Important Works from the Najd Collection
Important Works from the Najd Collection
Auction Closed
October 22, 05:34 PM GMT
Estimate
300,000 - 500,000 GBP
Lot Details
Description
RUDOLF ERNST
Austrian
1854-1932
AFTER PRAYERS
signed R. Ernst. lower left
oil on panel
92 by 72cm., 36 by 28in.
Warner Resort Company, San Francisco
Sale: Sotheby's, New York, 19 October 1984, lot 86
Mathaf Gallery, London
Purchased from the above
Caroline Juler, Najd Collection of Orientalist Paintings, London, 1991, p. 77, catalogued & illustrated; pp. 80-81, discussed
In 1890 Ernst travelled to Constantinople; this trip would have a profound impact on his artistic output, hitherto focused on Moorish and North African subjects. A keen photographer, he took a camera with him but was afraid to use it because of Turkey's religious laws; in fact, other artist travelers such as Fausto Zonaro and Jean-Lean Gérôme faced a similar dilemma. Whereas the latter was able to ask Abdullah Siriez, a former court painter to the Sublime Porte, to send him photographs back to France, Ernst had to rely on his own sketches and memory from which to build up his finished Turkish compositions.
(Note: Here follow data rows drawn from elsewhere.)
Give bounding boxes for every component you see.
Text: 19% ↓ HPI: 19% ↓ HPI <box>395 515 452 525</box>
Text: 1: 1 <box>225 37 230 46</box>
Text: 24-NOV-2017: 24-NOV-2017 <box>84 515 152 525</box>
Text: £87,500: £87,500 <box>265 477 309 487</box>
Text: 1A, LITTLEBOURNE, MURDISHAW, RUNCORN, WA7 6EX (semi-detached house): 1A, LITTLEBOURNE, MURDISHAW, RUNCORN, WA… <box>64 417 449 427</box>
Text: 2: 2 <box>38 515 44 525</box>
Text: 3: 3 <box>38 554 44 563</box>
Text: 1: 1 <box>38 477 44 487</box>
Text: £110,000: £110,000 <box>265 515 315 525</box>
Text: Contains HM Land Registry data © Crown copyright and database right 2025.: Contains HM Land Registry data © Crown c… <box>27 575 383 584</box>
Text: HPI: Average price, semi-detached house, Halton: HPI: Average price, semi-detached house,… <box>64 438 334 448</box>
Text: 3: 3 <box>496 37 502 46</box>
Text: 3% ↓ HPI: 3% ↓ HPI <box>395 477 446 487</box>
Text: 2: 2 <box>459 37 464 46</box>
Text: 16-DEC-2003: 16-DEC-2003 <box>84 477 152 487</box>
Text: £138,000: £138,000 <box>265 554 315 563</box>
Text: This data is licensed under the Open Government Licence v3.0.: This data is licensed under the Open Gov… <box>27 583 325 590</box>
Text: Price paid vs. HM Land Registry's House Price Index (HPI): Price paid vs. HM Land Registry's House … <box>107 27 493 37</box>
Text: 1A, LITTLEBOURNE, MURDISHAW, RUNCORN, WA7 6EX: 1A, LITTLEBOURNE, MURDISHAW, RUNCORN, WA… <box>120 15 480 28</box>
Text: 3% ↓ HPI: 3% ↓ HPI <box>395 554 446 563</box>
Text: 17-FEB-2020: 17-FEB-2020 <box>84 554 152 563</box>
Under the reformist Sultan Mahmud II, the capital of the Ottoman Empire experienced rapid modernisation and westernisation. The Orient Express railway service, inaugurated in 1871, directly linked the city to Paris; women wore the latest fashions imported from Paris, and the School of Fine Arts, established by Osman Hamdy Bey, employed French, German and Italian painters to teach the European figurative style of painting to Turkish students. Nonetheless, Ernst preferred to focus on Turkey’s traditional Muslim heritage and past.
It is very likely that Ernst met Hamdy Bey, an enigmatic reformer and conservationist all in the same. While he was the first Ottoman painter to adopt the European style of painting, he also played a key role in passing Turkey’s first Conservation Act.
Hamdy Bey’s paintings of mosques and their interiors undoubtedly inspired Ernst. In fact, the present work depicts the same prayer niche in Bursa’s Yesil Cami, or Green Mosque, that appears in Hamdy’s painting Koranic Instruction (lot 21), which Ernst may have seen. As an avid ceramicist himself, Ernst would have been fascinated by the mosque's turquoise and green hexagonal tiles that decorate its prayer hall and antechamber.